Clicking around randomly sounds like grinding gears to me, so the “not more than three clicks” rule makes a lot of sense. A measurable goal of 95% of users succeeding in their searches is impressive, and Coleman presents some interesting ideas about measuring search success.
Shift Into Reasoning Technologies
Over at eGain, cognitive and artificial intelligence (AI) technologies for customer engagement are tearing up the roadways. Anand Subramaniam, Senior VP of Worldwide Marketing, calls them “reasoning technologies” that learn from past experiences to find solutions for new ones. Think of that autonomous car that finds the optimal route from one place to another.
Making good decisions is central to successful businesses. For customer service, this means moving away from rigid scripting and rule-based systems into a more intelligent understanding of the problems customers face.
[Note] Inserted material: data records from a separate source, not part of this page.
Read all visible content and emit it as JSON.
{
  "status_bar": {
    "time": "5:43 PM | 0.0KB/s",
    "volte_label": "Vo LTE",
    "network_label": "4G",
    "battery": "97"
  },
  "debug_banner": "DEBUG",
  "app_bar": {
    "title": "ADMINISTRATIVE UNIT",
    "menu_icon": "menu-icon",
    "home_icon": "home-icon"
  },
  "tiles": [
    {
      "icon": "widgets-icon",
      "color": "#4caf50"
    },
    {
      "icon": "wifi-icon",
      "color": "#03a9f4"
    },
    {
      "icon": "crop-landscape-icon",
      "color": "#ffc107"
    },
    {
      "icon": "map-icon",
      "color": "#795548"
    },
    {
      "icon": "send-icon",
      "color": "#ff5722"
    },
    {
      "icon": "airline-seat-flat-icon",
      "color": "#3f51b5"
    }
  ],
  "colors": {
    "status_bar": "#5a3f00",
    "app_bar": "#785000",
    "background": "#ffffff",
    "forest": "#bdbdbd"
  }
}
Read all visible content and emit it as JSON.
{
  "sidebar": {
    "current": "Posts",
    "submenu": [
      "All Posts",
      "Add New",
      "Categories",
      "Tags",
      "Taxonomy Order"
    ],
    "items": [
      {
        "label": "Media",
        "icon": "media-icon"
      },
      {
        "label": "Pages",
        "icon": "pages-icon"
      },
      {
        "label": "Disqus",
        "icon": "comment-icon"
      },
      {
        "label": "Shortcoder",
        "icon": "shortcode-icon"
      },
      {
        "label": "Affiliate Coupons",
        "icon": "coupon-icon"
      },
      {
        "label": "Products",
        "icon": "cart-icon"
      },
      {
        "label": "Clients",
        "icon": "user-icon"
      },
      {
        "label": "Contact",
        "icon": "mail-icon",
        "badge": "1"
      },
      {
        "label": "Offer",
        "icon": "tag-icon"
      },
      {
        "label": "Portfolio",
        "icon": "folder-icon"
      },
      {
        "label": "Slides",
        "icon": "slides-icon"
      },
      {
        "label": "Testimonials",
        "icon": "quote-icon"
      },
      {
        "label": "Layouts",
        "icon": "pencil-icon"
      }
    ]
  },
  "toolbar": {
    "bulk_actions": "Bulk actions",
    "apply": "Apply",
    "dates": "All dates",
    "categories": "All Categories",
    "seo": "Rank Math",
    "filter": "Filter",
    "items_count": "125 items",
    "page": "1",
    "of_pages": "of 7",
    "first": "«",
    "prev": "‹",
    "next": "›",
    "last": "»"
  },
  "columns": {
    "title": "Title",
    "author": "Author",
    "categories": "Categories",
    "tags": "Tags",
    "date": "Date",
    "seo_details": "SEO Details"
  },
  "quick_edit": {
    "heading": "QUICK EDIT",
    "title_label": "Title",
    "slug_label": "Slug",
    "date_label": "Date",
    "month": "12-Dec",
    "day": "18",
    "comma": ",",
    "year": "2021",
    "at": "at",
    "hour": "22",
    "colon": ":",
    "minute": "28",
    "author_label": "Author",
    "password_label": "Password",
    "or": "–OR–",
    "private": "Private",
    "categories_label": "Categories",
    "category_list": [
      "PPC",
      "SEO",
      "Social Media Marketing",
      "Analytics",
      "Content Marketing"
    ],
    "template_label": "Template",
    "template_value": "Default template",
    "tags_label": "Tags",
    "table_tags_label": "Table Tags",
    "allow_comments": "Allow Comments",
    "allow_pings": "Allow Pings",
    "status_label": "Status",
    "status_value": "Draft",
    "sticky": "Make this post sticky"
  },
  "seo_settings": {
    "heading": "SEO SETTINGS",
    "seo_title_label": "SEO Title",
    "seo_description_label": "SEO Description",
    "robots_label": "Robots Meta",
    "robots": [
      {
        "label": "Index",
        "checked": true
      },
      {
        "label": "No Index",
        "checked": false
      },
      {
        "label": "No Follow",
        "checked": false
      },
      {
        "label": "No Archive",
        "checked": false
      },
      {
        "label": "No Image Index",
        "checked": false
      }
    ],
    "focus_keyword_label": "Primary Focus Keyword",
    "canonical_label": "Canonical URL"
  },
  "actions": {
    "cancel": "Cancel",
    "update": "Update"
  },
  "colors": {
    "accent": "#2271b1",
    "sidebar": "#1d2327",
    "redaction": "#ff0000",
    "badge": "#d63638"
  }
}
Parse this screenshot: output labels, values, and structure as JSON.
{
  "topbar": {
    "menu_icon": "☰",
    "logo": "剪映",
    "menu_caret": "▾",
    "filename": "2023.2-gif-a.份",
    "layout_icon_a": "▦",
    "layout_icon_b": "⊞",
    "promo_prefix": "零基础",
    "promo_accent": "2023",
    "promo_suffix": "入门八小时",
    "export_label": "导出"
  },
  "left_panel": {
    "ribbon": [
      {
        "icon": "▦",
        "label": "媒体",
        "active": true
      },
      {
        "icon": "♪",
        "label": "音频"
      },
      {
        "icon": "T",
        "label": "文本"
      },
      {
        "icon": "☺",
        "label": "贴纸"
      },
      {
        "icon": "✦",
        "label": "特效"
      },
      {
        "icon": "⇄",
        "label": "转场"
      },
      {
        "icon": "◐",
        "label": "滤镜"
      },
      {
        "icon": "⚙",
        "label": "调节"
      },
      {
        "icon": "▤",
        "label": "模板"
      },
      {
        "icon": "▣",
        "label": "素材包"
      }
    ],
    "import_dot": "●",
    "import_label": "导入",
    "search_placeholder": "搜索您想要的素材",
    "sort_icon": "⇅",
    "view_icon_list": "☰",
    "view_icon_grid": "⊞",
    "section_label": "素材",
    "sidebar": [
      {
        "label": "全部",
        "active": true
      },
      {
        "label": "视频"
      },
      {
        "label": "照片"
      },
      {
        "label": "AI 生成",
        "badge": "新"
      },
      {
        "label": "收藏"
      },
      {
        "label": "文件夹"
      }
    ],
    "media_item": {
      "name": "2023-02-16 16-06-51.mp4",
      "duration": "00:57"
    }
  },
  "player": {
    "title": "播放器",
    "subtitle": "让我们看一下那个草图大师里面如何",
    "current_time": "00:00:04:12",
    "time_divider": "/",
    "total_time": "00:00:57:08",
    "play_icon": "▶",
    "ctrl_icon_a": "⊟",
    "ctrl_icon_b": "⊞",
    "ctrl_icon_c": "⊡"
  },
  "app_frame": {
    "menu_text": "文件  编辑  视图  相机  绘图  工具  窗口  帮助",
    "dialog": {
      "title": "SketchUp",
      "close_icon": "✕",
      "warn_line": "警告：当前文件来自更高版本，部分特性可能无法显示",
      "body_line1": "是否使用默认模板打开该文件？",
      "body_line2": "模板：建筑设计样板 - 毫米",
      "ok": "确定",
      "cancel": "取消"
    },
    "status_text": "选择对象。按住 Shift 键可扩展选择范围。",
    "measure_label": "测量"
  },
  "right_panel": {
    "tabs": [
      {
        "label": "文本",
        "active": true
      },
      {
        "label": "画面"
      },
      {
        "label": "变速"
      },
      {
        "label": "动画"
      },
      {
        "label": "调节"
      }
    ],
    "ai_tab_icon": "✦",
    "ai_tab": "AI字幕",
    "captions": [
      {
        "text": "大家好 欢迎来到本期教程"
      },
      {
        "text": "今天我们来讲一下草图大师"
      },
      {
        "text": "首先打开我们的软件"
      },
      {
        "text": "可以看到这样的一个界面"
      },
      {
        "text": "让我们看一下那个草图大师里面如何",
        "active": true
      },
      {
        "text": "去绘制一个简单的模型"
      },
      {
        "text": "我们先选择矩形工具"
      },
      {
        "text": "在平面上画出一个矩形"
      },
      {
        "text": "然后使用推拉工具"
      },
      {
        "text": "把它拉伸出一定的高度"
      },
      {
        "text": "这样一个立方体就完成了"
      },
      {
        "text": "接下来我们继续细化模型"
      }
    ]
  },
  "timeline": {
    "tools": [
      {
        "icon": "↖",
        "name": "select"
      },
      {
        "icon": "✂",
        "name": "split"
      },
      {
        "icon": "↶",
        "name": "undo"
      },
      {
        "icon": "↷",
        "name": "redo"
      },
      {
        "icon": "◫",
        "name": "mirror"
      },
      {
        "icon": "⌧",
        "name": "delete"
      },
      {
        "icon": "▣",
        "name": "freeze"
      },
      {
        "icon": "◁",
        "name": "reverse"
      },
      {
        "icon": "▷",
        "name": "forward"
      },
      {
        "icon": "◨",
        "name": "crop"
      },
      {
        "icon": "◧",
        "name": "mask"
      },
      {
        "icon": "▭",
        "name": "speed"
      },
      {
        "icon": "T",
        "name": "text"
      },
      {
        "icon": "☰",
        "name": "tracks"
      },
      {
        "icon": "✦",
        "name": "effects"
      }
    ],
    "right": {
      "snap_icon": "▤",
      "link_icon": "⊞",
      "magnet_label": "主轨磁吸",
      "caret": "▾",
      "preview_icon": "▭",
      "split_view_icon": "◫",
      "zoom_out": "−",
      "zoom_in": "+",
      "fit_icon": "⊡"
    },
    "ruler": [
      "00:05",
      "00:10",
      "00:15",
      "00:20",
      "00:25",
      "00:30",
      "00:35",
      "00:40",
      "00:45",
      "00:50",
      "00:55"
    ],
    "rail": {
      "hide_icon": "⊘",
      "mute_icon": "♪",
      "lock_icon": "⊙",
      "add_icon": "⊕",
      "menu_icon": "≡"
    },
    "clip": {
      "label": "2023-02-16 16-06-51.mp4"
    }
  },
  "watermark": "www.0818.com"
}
To provide good solutions that quickly resolve these problems, eGain employs AI technologies that put customers on the proper roadway rather than leading into dead ends.
Flexibility is key to good decisions, and eGain uses AI technologies to help out here as well. Its ability to work with incomplete, ambiguous information yet still learn from the past fuels successful customer engagement. Decision making is not a cut and dried process. Thus, it is ripe for AI involvement.
Whether you prefer driving a manual or an automatic transmission car or want to experiment with self-driving vehicles, you should test drive some of the exciting cognitive computing opportunities. Put the pedal to the metal and embark on the journey. You don’t need a driver’s license to head toward cognitive computing breakthroughs.